November 17, 2006 18:36 IST

Prime Minister Manmohan Singh on Friday said he was moved by the plight of a senior citizen who was being denied his pension by corrupt government officials as depicted in the Bollywood movie Lage Raho Munnabhai.

"When I recently watched the popular Hindi movie, Lage Raho Munnabhai, the one incident that touched me most was the ordeal of a senior citizen trying to get his pension without having to pay a bribe. In stripping his clothes, as an act of protest, this pensioner was stripping our system, exposing the ugly nakedness of the self-aggrandisement of those who man our institutions of governance," Dr Singh said while delivering a key note address at the international Interpol Conference organised by the Central Bureau of Investigations on Friday.

"Any system, in which a retired senior citizen is required to pay a bribe to secure his legitimate dues, is the most despicable system. Such corruption must be visited by the sternest action to reform, restructure and rejuvenate the system.

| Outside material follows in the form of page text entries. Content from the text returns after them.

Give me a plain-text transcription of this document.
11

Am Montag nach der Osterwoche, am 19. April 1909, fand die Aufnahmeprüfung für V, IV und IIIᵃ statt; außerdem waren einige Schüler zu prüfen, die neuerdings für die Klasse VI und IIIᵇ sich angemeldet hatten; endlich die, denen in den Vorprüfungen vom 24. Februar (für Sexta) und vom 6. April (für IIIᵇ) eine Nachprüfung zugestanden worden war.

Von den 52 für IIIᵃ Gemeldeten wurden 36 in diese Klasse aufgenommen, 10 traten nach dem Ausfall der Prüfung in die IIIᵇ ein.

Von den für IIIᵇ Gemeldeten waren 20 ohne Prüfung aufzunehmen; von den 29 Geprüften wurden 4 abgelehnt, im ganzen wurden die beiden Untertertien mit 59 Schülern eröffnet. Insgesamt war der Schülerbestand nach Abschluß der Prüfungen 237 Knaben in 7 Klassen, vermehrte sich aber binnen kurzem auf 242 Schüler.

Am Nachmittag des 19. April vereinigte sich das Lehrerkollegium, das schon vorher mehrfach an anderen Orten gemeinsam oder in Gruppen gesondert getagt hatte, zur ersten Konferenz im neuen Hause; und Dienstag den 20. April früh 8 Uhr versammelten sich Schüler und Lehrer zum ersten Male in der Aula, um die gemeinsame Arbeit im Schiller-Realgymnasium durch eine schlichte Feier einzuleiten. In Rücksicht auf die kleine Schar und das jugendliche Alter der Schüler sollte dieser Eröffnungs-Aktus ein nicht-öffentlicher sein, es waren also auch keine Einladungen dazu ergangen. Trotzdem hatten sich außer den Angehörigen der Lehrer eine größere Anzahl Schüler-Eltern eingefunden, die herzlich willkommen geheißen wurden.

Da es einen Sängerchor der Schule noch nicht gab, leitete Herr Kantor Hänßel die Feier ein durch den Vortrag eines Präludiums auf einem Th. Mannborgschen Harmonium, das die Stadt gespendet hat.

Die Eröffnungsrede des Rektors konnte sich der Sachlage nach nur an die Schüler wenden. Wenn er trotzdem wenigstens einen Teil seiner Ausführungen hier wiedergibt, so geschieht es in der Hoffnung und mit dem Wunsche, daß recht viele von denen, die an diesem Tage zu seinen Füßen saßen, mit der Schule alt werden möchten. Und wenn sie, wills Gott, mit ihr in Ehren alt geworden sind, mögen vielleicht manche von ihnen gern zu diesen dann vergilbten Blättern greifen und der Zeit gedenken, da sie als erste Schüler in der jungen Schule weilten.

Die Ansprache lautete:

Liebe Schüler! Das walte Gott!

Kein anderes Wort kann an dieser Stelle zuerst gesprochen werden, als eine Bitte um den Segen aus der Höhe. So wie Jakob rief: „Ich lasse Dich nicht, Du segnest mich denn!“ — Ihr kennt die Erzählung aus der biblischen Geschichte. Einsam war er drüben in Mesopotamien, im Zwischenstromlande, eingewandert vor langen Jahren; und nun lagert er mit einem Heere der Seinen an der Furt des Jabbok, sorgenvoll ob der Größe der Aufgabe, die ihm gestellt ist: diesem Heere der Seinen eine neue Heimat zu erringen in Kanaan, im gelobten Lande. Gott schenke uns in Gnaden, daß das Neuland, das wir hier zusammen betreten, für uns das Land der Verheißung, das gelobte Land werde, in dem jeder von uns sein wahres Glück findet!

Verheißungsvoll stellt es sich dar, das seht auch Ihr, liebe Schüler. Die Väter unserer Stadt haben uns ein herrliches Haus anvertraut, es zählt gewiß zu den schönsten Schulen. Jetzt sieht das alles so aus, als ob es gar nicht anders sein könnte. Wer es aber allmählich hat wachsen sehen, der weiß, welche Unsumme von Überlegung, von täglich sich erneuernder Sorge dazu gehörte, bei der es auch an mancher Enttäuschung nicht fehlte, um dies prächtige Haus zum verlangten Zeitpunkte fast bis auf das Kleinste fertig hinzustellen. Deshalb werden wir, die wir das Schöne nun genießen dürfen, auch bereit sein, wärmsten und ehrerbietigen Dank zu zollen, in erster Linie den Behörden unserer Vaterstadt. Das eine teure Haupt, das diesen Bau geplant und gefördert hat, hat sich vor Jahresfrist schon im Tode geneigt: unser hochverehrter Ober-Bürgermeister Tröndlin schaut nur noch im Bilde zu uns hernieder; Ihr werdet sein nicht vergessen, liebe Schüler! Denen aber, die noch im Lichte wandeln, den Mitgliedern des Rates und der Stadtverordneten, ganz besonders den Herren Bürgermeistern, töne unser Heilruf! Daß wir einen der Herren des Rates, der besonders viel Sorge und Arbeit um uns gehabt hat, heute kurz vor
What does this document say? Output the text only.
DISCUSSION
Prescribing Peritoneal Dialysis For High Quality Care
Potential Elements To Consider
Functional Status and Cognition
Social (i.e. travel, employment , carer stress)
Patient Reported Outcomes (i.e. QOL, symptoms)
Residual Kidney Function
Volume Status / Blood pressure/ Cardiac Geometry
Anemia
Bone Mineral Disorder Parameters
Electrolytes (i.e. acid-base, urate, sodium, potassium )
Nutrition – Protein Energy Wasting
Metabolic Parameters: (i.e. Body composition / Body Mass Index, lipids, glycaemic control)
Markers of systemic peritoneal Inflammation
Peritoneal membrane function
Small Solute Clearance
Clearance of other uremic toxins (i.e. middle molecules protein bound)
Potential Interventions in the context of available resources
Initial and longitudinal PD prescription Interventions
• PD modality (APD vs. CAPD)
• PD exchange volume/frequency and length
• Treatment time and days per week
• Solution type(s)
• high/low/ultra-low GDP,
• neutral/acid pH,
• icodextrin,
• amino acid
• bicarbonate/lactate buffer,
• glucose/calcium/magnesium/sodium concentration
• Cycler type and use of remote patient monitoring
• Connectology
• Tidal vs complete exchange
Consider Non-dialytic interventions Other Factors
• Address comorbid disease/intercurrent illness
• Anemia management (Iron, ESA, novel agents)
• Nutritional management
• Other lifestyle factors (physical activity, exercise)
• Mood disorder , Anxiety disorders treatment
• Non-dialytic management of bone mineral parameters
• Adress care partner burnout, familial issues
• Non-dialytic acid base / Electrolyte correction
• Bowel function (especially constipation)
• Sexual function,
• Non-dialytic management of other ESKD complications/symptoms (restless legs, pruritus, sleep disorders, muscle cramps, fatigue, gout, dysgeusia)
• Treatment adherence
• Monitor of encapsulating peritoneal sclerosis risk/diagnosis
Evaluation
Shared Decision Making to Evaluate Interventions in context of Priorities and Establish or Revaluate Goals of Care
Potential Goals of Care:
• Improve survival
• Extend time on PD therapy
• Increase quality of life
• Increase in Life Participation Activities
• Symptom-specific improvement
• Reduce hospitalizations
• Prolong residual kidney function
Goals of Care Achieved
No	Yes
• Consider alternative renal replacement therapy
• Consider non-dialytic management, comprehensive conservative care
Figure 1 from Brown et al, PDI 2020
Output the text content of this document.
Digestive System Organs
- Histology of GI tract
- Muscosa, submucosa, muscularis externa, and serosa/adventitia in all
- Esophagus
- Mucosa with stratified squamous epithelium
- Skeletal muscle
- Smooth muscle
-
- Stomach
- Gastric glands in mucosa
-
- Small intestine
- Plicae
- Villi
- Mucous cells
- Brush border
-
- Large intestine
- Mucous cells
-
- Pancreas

The very legitimacy of the State and its various institutions is brought into question by such illegal exercise of power and authority," the prime minister said.

He announced that the government proposed to bring forward a Public Services Bill before Parliament, which would define a public services code of ethics and management. It will also protect whistleblowers and have the overall objective of developing public services as a professional, politically neutral, merit based, and accountable instrument for promoting good governance and better delivery of services to all our citizens.

"In helping the government deal with this cancer from within, all of you, have an important role to play and I commend the good work that all of you are engaged in. The anti-corruption machinery in the country should create deterrence against corruption by aggressively pursuing cases of high-level corruption to their logical end," he said.

CBI Director Vijay Shankar told rediff.com that the agency would like to set up fast courts to deal with the anti-corruption cases, which were piling up in various courts both at the lower court and high court levels.